Jakarta – Polemik klaim nasab yang belum terverifikasi, narasi kasta sosial, serta dugaan pembelokan sejarah, penetapan situs kuburan tanpa dasar ilmiah, dan penyebaran khurofat yg telah merusak akidah perlu segera mendapat kepastian publik. Menurut pandangan penulis, Majelis Ulama Indonesia, Nahdlatul Ulama, Muhammadiyah, dan Kementerian Agama perlu membentuk tim ilmiah independen untuk mengkaji isu tersebut agar ruang publik tidak terus dihadapkan pada kebingungan yang mengikis kepercayaan masyarakat terhadap otoritas keagamaan dan kebangsaan.
Dalam negara hukum yang berdasar UUD 1945, persamaan kedudukan warga negara di muka hukum bersifat final. Negara tidak dapat memberi ruang bagi privilese sosial yang dibangun atas narasi keturunan yang belum teruji secara metodologis.
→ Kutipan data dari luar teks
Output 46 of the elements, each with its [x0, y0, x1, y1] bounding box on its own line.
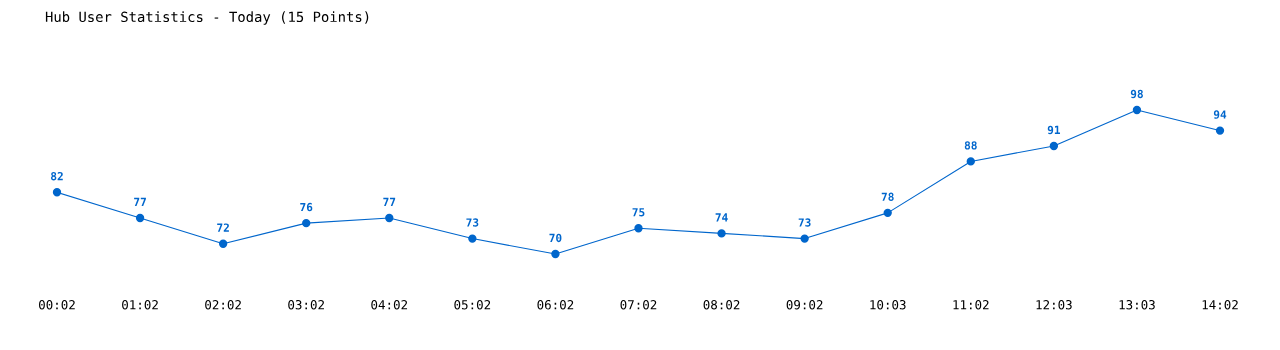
point: [385, 213, 394, 223]
data-label: 91: [1047, 125, 1061, 135]
point: [634, 224, 643, 233]
point: [468, 234, 477, 243]
x-tick-label: 13:03: [1119, 300, 1155, 310]
data-label: 77: [383, 197, 396, 206]
data-label: 76: [300, 202, 313, 212]
point: [1049, 141, 1059, 151]
point: [218, 239, 228, 248]
x-tick-label: 04:02: [371, 300, 408, 310]
point: [883, 208, 892, 218]
x-tick-label: 00:02: [39, 300, 75, 310]
point: [52, 188, 62, 197]
data-label: 75: [632, 208, 645, 217]
data-label: 82: [51, 172, 63, 181]
data-label: 98: [1130, 89, 1143, 99]
x-tick-label: 10:03: [870, 300, 906, 310]
data-label: 94: [1213, 110, 1227, 119]
x-tick-label: 07:02: [620, 300, 657, 310]
data-label: 73: [798, 218, 811, 227]
point: [717, 229, 726, 238]
point: [135, 213, 145, 223]
x-tick-label: 12:03: [1036, 300, 1072, 310]
x-tick-label: 01:02: [122, 300, 158, 310]
point: [551, 249, 560, 259]
point: [966, 157, 975, 166]
point: [302, 218, 311, 228]
x-tick-label: 03:02: [288, 300, 324, 310]
data-label: 74: [715, 213, 728, 222]
point: [1215, 126, 1225, 135]
x-tick-label: 06:02: [537, 300, 574, 310]
data-label: 73: [466, 218, 479, 227]
data-label: 88: [964, 141, 977, 150]
data-label: 78: [881, 192, 894, 201]
chart-title: Hub User Statistics - Today (15 Points): [45, 11, 369, 25]
data-label: 72: [217, 223, 229, 232]
data-label: 70: [549, 233, 562, 243]
x-tick-label: 05:02: [454, 300, 491, 310]
x-tick-label: 14:02: [1202, 300, 1238, 310]
data-label: 77: [134, 197, 146, 206]
x-tick-label: 09:02: [786, 300, 823, 310]
point: [800, 234, 809, 243]
point: [1132, 105, 1142, 115]
x-tick-label: 11:02: [953, 300, 989, 310]
x-tick-label: 08:02: [703, 300, 740, 310]
x-tick-label: 02:02: [205, 300, 241, 310]
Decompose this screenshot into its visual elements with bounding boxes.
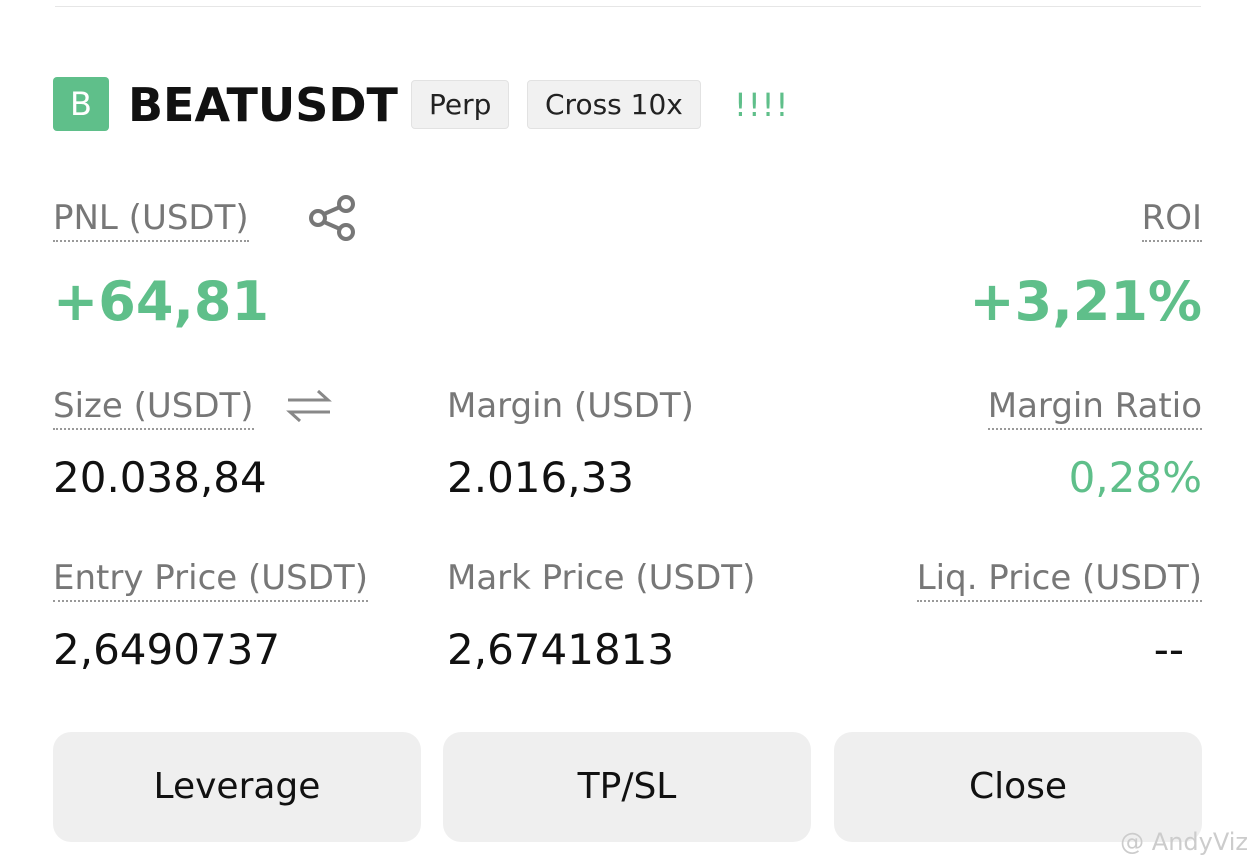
pnl-value: +64,81 [53, 270, 270, 333]
field-label[interactable]: Margin Ratio [987, 384, 1202, 430]
tpsl-button[interactable]: TP/SL [443, 732, 811, 842]
field-label[interactable]: Liq. Price (USDT) [916, 556, 1202, 602]
swap-icon[interactable] [286, 388, 332, 424]
field-label[interactable]: Size (USDT) [53, 384, 254, 430]
field-value: 20.038,84 [53, 453, 267, 502]
roi-value: +3,21% [969, 270, 1202, 333]
watermark: @ AndyViz [1120, 828, 1248, 856]
leverage-button[interactable]: Leverage [53, 732, 421, 842]
pnl-label[interactable]: PNL (USDT) [53, 196, 249, 242]
divider [55, 6, 1201, 7]
risk-indicator: !!!! [734, 86, 790, 124]
field-value: 0,28% [1068, 453, 1202, 502]
field-value: 2,6741813 [447, 625, 675, 674]
tag: Cross 10x [527, 80, 701, 129]
close-button[interactable]: Close [834, 732, 1202, 842]
symbol: BEATUSDT [128, 78, 398, 132]
field-label: Margin (USDT) [447, 386, 694, 426]
roi-label[interactable]: ROI [1141, 196, 1202, 242]
field-label: Mark Price (USDT) [447, 558, 756, 598]
share-icon[interactable] [306, 194, 358, 242]
field-value: 2,6490737 [53, 625, 281, 674]
coin-badge: B [53, 77, 109, 131]
field-value: 2.016,33 [447, 453, 635, 502]
tag: Perp [411, 80, 510, 129]
field-value: -- [1153, 625, 1184, 674]
field-label[interactable]: Entry Price (USDT) [53, 556, 368, 602]
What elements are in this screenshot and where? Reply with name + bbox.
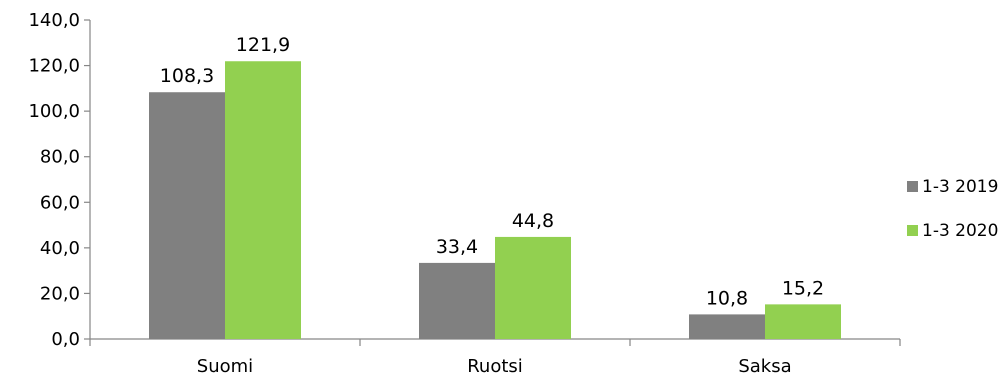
data-label: 108,3 xyxy=(160,65,214,87)
legend-swatch xyxy=(907,225,918,236)
chart-bars xyxy=(149,61,841,340)
bar xyxy=(689,314,765,339)
y-tick-label: 120,0 xyxy=(28,56,80,77)
y-tick-label: 100,0 xyxy=(28,101,80,122)
chart-data-labels: 108,3 121,9 33,4 44,8 10,8 15,2 xyxy=(160,34,824,309)
x-category-label: Ruotsi xyxy=(467,356,523,377)
y-tick-label: 40,0 xyxy=(40,238,80,259)
chart-axes: 0,0 20,0 40,0 60,0 80,0 100,0 120,0 140,0 Suomi R… xyxy=(28,10,901,377)
x-category-label: Saksa xyxy=(738,356,791,377)
bar xyxy=(225,61,301,340)
legend-label: 1-3 2019 xyxy=(922,177,998,197)
bar xyxy=(419,262,495,339)
bar xyxy=(149,92,225,339)
y-tick-label: 140,0 xyxy=(28,10,80,31)
bar xyxy=(765,304,841,339)
y-tick-label: 60,0 xyxy=(40,192,80,213)
chart-legend: 1-3 2019 1-3 2020 xyxy=(907,177,998,241)
legend-label: 1-3 2020 xyxy=(922,221,998,241)
bar xyxy=(495,236,571,339)
data-label: 44,8 xyxy=(512,210,554,232)
y-tick-label: 20,0 xyxy=(40,283,80,304)
data-label: 10,8 xyxy=(706,287,748,309)
legend-swatch xyxy=(907,181,918,192)
x-category-label: Suomi xyxy=(197,356,253,377)
data-label: 33,4 xyxy=(436,236,478,258)
data-label: 121,9 xyxy=(236,34,290,56)
y-tick-label: 80,0 xyxy=(40,147,80,168)
y-tick-label: 0,0 xyxy=(51,329,80,350)
data-label: 15,2 xyxy=(782,277,824,299)
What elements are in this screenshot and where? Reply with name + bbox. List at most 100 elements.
Ketika klaim tersebut digunakan untuk menuntut perlakuan istimewa dan membatasi ruang kritik, maka fondasi konstitusional itu terancam.
Pancasila menuntut keadilan sosial bagi seluruh rakyat Indonesia. Keadilan itu tidak akan terwujud jika kedudukan sosial dan pengaruh keagamaan diperoleh bukan melalui ilmu, integritas, dan pengabdian, melainkan melalui klaim genealogis. Akibatnya, peran pesantren, ulama pribumi, dan organisasi keagamaan yang telah membangun peradaban Islam Nusantara menjadi terpinggirkan oleh narasi eksklusif tanpa akar sejarah lokal.
Prinsip Bhinneka Tunggal Ika juga melemah ketika satu kelompok menempatkan diri sebagai pusat otoritas agama dan sejarah. Narasi semacam itu menciptakan jurang sosial dan merendahkan kontribusi elemen bangsa lain. Pembelokan sejarah serta penetapan situs kuburan tanpa verifikasi ilmiah semakin memperkeruh situasi dan berpotensi menimbulkan konflik horizontal.
Langkah yang ditunggu publik adalah kajian terbuka, transparan, dan dapat dipertanggungjawabkan oleh tim lintas disiplin yang dibentuk lembaga-lembaga tersebut. Hasilnya perlu dipublikasikan agar masyarakat mendapat rujukan yang jelas. Penguatan standar etika dakwah juga diperlukan untuk mencegah praktik arogansi, pengkultusan individu, dan penggunaan agama bagi kepentingan privilese kelompok.
Edukasi publik berbasis data dan metode ilmiah menjadi keharusan agar masyarakat tidak menjadi korban disinformasi. Di tengah tantangan ini, apresiasi perlu disampaikan kepada Pemerintahan Presiden Prabowo Subianto yang konsisten menegaskan komitmen pada konstitusi, persatuan, dan penegakan hukum. Dukungan publik terhadap pemerintahan diperlukan agar kebijakan yang menjaga kohesi bangsa dapat berjalan efektif.
Keberanian bersikap sekarang akan menentukan arah bangsa. Publik membutuhkan kejelasan agar Indonesia tetap berjalan di atas jalur ilmu, hukum, dan persatuan.